While this is a small effect reported in Anthropic’s recent paper, it’s a bit of a challenge to an argument I’ve offered in an upcoming book that transactional use (asking an LLM to do something) will tend to slide into affective use (talking to it about personal things) over time because transactional use necessarily inculcates the habit of sharing what’s going on in your life with the chatbot:
In general, the most seasoned Claude users employ it more often for higher education tasks and less often for personal use cases. For example, people
who have been using Claude for 6 months or more have 10% fewer personal
conversations and a 6% higher education level reflected in their inputs. Most
strikingly, people in this higher-tenure group have a 10% higher success
rate in their conversations, an association that is not explained by their
task selection, country of origin, or other factors. While this could reflect
sophistication of early adopters, it could also be evidence of learning-bydoing, where people get better at using Claude through experience.
The more you talk about your work context, necessary for transactional tasks to be effective, the more you talk about your context fullstop. I still think I’m right about this being a mechanism but this offers a useful caution about overclaiming the empirical outcomes of it.

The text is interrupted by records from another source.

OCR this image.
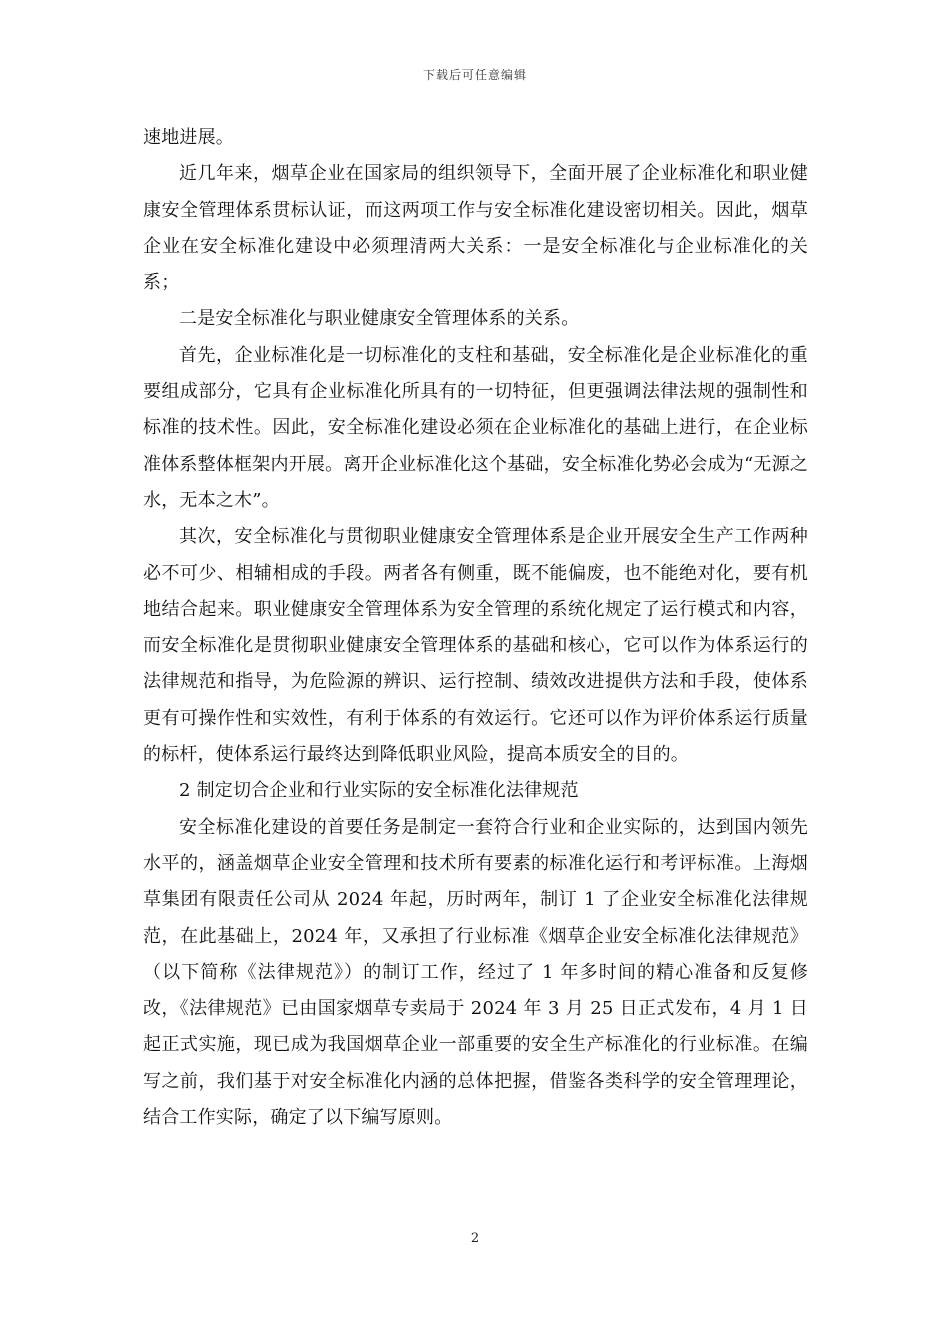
下载后可任意编辑

速地进展。

近几年来，烟草企业在国家局的组织领导下，全面开展了企业标准化和职业健康安全管理体系贯标认证，而这两项工作与安全标准化建设密切相关。因此，烟草企业在安全标准化建设中必须理清两大关系：一是安全标准化与企业标准化的关系；

二是安全标准化与职业健康安全管理体系的关系。

首先，企业标准化是一切标准化的支柱和基础，安全标准化是企业标准化的重要组成部分，它具有企业标准化所具有的一切特征，但更强调法律法规的强制性和标准的技术性。因此，安全标准化建设必须在企业标准化的基础上进行，在企业标准体系整体框架内开展。离开企业标准化这个基础，安全标准化势必会成为“无源之水，无本之木”。

其次，安全标准化与贯彻职业健康安全管理体系是企业开展安全生产工作两种必不可少、相辅相成的手段。两者各有侧重，既不能偏废，也不能绝对化，要有机地结合起来。职业健康安全管理体系为安全管理的系统化规定了运行模式和内容，而安全标准化是贯彻职业健康安全管理体系的基础和核心，它可以作为体系运行的法律规范和指导，为危险源的辨识、运行控制、绩效改进提供方法和手段，使体系更有可操作性和实效性，有利于体系的有效运行。它还可以作为评价体系运行质量的标杆，使体系运行最终达到降低职业风险，提高本质安全的目的。

2 制定切合企业和行业实际的安全标准化法律规范

安全标准化建设的首要任务是制定一套符合行业和企业实际的，达到国内领先水平的，涵盖烟草企业安全管理和技术所有要素的标准化运行和考评标准。上海烟草集团有限责任公司从 2024 年起，历时两年，制订 1 了企业安全标准化法律规范，在此基础上，2024 年，又承担了行业标准《烟草企业安全标准化法律规范》（以下简称《法律规范》）的制订工作，经过了 1 年多时间的精心准备和反复修改，《法律规范》已由国家烟草专卖局于 2024 年 3 月 25 日正式发布，4 月 1 日起正式实施，现已成为我国烟草企业一部重要的安全生产标准化的行业标准。在编写之前，我们基于对安全标准化内涵的总体把握，借鉴各类科学的安全管理理论，结合工作实际，确定了以下编写原则。

2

It’s interesting how Anthropic are carving up the interaction types, because these categories are liable to prove extremely sticky if they are used to structure the initial years of data collection:
Since our first report, we have classified conversations into one of five interaction types—directive, feedback loop, task iteration, validation, and learning—which we group into two broader categories: automation and augmentation.⁴ Figure 1.3 shows that augmentation in Claude.ai increased slightly. This was driven by small bumps in validation and learning patterns. In Appendix Figure A.3, we show that automation decreased sharply in the 1P API data.